Like Fox Mulder, I want to believe – and it pains me that Dr. Alexander’s book failed to take me to the plain of self-satisfaction where my Aunt Mary resides.  Maybe, if I make it into my eighties, I will reread it and be convinced, but for the time being I must remain skeptical.

More on this subject may be found at:  www.eternea.org

1 comment:

Xobekim said...

Skeptics are welcome. If it were science I could plot an empirical path to and from the City of God. It isn't science, its faith.

The recurring theme of Scripture, to me, is that no matter how much humans strive to be "holy" or "righteous" they always fail. And the only thing God seems to be immutable about is constantly being available to us.

In the final analysis the atheists and doubters may be correct.
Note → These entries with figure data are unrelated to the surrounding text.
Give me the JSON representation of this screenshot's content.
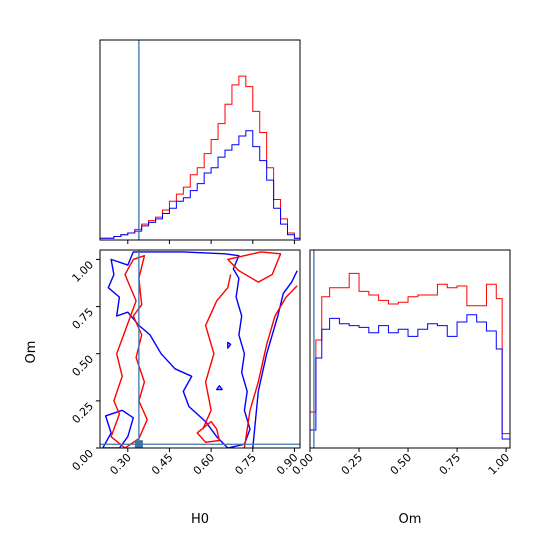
{
  "chart_data": {
    "type": "corner",
    "parameters": [
      "H0",
      "Om"
    ],
    "truth": {
      "H0": 0.34,
      "Om": 0.02,
      "color": "#3b75af"
    },
    "series_colors": {
      "red": "#ff0000",
      "blue": "#0000ff"
    },
    "panels": {
      "h0_hist": {
        "xlim": [
          0.2,
          0.92
        ],
        "bins": [
          0.2,
          0.225,
          0.25,
          0.275,
          0.3,
          0.325,
          0.35,
          0.375,
          0.4,
          0.425,
          0.45,
          0.475,
          0.5,
          0.525,
          0.55,
          0.575,
          0.6,
          0.625,
          0.65,
          0.675,
          0.7,
          0.725,
          0.75,
          0.775,
          0.8,
          0.825,
          0.85,
          0.875,
          0.9,
          0.92
        ],
        "red": [
          1,
          1,
          2,
          3,
          4,
          6,
          9,
          11,
          13,
          17,
          22,
          26,
          30,
          37,
          41,
          49,
          57,
          66,
          77,
          88,
          93,
          87,
          73,
          61,
          41,
          23,
          12,
          4,
          1
        ],
        "blue": [
          1,
          1,
          2,
          3,
          4,
          5,
          8,
          10,
          12,
          15,
          18,
          22,
          24,
          28,
          32,
          38,
          41,
          47,
          51,
          54,
          59,
          62,
          53,
          45,
          34,
          18,
          9,
          3,
          1
        ]
      },
      "om_hist": {
        "xlim": [
          0.0,
          1.02
        ],
        "bins": [
          0,
          0.03,
          0.06,
          0.1,
          0.15,
          0.2,
          0.25,
          0.3,
          0.35,
          0.4,
          0.45,
          0.5,
          0.55,
          0.6,
          0.65,
          0.7,
          0.75,
          0.8,
          0.85,
          0.9,
          0.95,
          0.98,
          1.02
        ],
        "red": [
          20,
          60,
          84,
          89,
          89,
          97,
          87,
          85,
          82,
          80,
          81,
          84,
          85,
          85,
          91,
          89,
          90,
          79,
          79,
          91,
          83,
          8
        ],
        "blue": [
          10,
          50,
          66,
          72,
          69,
          68,
          67,
          64,
          68,
          64,
          66,
          62,
          66,
          69,
          68,
          62,
          70,
          74,
          70,
          65,
          55,
          5
        ]
      },
      "joint": {
        "xlim": [
          0.2,
          0.92
        ],
        "ylim": [
          0.0,
          1.05
        ]
      }
    },
    "ticks": {
      "H0": [
        "0.30",
        "0.45",
        "0.60",
        "0.75",
        "0.90"
      ],
      "H0_values": [
        0.3,
        0.45,
        0.6,
        0.75,
        0.9
      ],
      "Om": [
        "0.00",
        "0.25",
        "0.50",
        "0.75",
        "1.00"
      ],
      "Om_values": [
        0.0,
        0.25,
        0.5,
        0.75,
        1.0
      ]
    },
    "xlabel_h0": "H0",
    "xlabel_om": "Om",
    "ylabel_om": "Om"
  }
}
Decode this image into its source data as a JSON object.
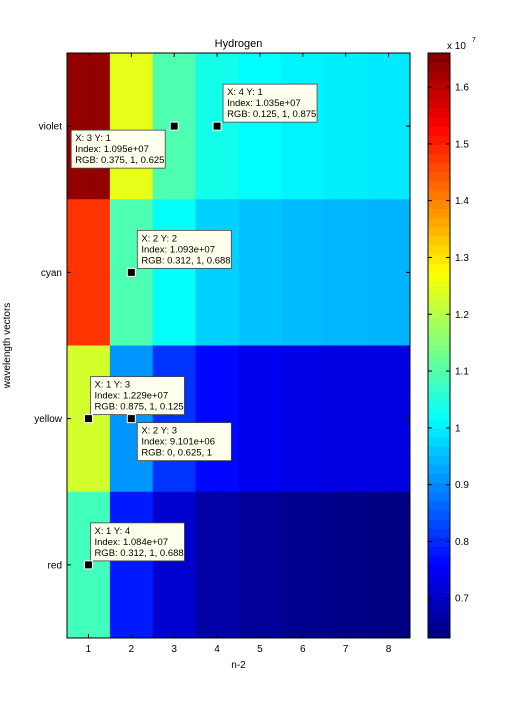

If that is the case I think the world is a little better off for folk like me tempering themselves with good intentions, a dose of humility, and having made the world a little better off.

If that is not the case, then I think the world is a little better off for folk like me tempering themselves with good intentions, a dose of humility, and having made the world a little better off.

I am not concerned about discovering scientific certainty in matters of faith. Now is the only time we have.